If you are a baseball fan, go to YouTube  and search for a song called Willie, Mickey & The Duke.

OUR DYSTOPIAN FUTURE

A continuing theme of science fiction, past and present, is the idea of a dystopian future, the idea that an idyllic society characterized by the equitable (but not necessarily equal) distribution of plentiful resources to improve the lives of everyone on Earth is just a pipe dream. Instead, we are doomed to deal with climate change, resource depletion and a restless, lawless and permanent underclass. 

I fear that sci-fi is too often predictive, particularly as it relates to our health. Flu. Bird Flu. Mad Cow. MRSA. COVID. We are getting to the point when everyone will be a little bit sick, all of the time. A sniffle here. A cough there. A rash that won't go away. And because we all have ready access to antibiotics, both from the medicines that we take and from the foods that we eat, the bugs are evolving to be stronger and more resistant. The new national anthem will be the song by The Police: Don't Stand So Close To Me.
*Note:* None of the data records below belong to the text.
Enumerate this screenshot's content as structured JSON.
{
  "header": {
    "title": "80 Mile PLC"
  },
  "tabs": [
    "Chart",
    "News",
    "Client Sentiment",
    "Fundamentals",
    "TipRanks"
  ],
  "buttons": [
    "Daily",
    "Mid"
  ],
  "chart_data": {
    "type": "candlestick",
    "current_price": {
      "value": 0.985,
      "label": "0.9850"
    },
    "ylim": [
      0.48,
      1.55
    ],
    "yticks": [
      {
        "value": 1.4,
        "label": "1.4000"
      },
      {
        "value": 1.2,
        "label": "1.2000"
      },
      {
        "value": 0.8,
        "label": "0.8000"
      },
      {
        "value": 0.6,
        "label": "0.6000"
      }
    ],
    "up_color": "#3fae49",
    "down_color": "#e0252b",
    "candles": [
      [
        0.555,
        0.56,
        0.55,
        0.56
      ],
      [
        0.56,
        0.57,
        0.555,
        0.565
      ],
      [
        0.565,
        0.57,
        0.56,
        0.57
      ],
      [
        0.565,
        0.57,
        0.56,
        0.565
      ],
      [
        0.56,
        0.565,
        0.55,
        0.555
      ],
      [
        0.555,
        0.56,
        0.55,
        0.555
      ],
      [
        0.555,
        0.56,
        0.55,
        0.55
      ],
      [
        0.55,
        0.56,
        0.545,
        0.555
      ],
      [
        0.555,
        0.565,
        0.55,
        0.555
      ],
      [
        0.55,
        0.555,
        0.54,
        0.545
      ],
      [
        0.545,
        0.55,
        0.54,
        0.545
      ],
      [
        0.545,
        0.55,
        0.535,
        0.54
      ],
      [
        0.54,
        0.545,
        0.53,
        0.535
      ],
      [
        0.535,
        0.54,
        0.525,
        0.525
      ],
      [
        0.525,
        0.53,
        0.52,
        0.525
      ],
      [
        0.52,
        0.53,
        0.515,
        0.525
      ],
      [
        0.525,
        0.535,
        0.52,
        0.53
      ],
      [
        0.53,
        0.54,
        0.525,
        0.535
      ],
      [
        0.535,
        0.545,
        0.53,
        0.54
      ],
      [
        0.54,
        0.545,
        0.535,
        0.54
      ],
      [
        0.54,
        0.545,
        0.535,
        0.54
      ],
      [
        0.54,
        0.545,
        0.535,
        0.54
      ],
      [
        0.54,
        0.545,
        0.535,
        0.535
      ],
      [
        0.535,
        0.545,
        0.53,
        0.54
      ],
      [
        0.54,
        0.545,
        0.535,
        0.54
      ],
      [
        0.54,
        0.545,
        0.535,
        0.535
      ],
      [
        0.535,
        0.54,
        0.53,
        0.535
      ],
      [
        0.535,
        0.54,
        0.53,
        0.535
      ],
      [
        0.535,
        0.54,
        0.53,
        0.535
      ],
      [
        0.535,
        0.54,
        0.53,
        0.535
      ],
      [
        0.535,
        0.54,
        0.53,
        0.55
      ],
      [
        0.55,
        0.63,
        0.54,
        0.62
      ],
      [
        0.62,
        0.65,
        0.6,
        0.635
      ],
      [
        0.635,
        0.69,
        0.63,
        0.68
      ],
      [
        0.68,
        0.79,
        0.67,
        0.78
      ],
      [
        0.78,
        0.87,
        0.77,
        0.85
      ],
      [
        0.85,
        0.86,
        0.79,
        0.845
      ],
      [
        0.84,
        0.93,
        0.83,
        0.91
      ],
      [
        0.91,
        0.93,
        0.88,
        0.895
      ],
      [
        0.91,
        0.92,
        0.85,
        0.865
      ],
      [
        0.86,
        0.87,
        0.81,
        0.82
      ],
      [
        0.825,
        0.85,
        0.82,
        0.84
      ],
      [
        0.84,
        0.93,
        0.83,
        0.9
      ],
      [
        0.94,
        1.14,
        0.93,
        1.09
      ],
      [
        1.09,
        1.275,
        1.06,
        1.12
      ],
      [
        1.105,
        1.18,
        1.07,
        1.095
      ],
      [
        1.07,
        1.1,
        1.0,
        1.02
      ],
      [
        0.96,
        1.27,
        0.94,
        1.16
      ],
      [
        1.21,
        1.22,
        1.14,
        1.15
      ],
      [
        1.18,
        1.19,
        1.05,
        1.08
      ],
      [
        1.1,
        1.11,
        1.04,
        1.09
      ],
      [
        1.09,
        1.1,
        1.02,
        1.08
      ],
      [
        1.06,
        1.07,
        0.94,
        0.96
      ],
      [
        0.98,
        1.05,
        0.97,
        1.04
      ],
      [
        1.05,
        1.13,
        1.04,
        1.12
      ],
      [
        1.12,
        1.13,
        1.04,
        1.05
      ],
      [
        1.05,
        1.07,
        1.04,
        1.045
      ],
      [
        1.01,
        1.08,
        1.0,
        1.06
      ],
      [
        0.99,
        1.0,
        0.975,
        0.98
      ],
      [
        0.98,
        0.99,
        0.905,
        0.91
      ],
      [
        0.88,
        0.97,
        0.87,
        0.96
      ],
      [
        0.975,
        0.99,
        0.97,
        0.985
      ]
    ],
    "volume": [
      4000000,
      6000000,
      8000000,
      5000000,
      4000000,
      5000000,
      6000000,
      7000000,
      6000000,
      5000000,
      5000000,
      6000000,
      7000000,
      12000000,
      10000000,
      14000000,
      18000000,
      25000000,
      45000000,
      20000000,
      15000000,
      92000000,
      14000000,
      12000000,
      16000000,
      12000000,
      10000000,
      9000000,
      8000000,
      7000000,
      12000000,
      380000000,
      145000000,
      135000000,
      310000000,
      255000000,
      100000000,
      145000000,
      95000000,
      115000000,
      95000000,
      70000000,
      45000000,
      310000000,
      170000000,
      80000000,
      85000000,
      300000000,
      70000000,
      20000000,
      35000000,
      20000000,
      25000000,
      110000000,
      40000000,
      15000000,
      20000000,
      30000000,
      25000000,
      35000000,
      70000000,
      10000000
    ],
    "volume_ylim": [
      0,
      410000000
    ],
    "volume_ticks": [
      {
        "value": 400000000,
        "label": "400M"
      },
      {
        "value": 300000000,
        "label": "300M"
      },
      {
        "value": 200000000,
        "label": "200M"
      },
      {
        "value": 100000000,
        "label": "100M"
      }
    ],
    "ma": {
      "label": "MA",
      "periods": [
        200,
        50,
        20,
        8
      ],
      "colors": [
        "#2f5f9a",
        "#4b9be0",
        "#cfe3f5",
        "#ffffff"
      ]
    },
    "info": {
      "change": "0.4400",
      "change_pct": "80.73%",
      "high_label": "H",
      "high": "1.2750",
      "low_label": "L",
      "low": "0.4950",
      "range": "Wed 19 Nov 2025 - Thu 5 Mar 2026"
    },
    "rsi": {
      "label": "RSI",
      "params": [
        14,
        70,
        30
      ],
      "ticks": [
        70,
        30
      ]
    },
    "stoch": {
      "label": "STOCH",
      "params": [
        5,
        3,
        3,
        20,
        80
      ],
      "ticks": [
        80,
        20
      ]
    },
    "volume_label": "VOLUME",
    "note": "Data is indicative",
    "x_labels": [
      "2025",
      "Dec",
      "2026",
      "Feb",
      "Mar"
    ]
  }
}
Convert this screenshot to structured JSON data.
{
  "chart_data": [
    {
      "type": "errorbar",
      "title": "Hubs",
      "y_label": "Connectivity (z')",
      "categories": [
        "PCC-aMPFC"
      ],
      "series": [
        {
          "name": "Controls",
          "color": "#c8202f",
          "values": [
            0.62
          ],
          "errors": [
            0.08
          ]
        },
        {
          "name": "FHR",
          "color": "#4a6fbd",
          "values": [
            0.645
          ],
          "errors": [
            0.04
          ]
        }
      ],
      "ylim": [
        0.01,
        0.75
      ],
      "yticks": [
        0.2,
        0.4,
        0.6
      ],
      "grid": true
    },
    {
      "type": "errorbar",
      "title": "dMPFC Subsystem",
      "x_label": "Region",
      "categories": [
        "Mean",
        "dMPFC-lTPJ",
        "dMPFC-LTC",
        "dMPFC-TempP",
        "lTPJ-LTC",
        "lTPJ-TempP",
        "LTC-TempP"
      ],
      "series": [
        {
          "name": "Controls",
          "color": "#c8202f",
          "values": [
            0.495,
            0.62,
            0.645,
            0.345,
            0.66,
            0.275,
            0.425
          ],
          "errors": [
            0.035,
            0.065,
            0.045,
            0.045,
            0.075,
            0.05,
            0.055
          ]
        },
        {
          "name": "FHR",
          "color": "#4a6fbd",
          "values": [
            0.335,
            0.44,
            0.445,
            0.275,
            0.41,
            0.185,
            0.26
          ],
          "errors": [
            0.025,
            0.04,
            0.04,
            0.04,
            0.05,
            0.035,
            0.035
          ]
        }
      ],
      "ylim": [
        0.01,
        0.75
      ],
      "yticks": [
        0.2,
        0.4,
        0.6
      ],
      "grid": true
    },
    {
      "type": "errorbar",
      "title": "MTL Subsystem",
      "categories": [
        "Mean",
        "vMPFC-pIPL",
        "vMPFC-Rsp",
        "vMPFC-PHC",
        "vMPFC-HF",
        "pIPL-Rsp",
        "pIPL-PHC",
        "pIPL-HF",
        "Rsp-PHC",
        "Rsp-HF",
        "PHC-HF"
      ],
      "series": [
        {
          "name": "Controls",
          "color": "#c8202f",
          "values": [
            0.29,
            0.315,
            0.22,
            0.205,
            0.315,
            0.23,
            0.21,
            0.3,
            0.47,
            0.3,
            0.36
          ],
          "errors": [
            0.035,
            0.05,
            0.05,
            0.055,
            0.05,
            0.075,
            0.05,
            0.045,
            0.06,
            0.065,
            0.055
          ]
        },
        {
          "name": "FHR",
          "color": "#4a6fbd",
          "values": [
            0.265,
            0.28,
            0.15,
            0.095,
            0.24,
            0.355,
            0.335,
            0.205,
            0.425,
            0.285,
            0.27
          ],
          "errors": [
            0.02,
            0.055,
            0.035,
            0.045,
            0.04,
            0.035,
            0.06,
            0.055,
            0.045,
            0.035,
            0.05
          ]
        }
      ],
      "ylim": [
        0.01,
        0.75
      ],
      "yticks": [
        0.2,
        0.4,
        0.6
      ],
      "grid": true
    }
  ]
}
And just to make you feel even worse, a Delta flight recently had to turn back when passengers were served rotten food. Dozens of staffers of TikTok's parent company in Singapore got food poisoning in their cafeteria. And 7 tons of deli meat were just recalled due to possible listeria contamination. 7 tons...

MINNESOTA GOVERNOR TIM WALZ 

A thorough discussion of his candidacy and the attacks against him deserve a separate post. Tune in next week.

DIONYSIUS AND THE LAST SUPPER

The idea that the French were mocking daVinci's painted rendition of the Last Supper during the opening of the Olympics is simply ludicrous. The secular French couldn't possibly care enough about Catholic symbols to spend time, energy and money mocking them. The French are, however, perfectly capable of venerating depictions of a god of wine and pleasure, two topics that Catholic clergy spend too much time venerating themselves.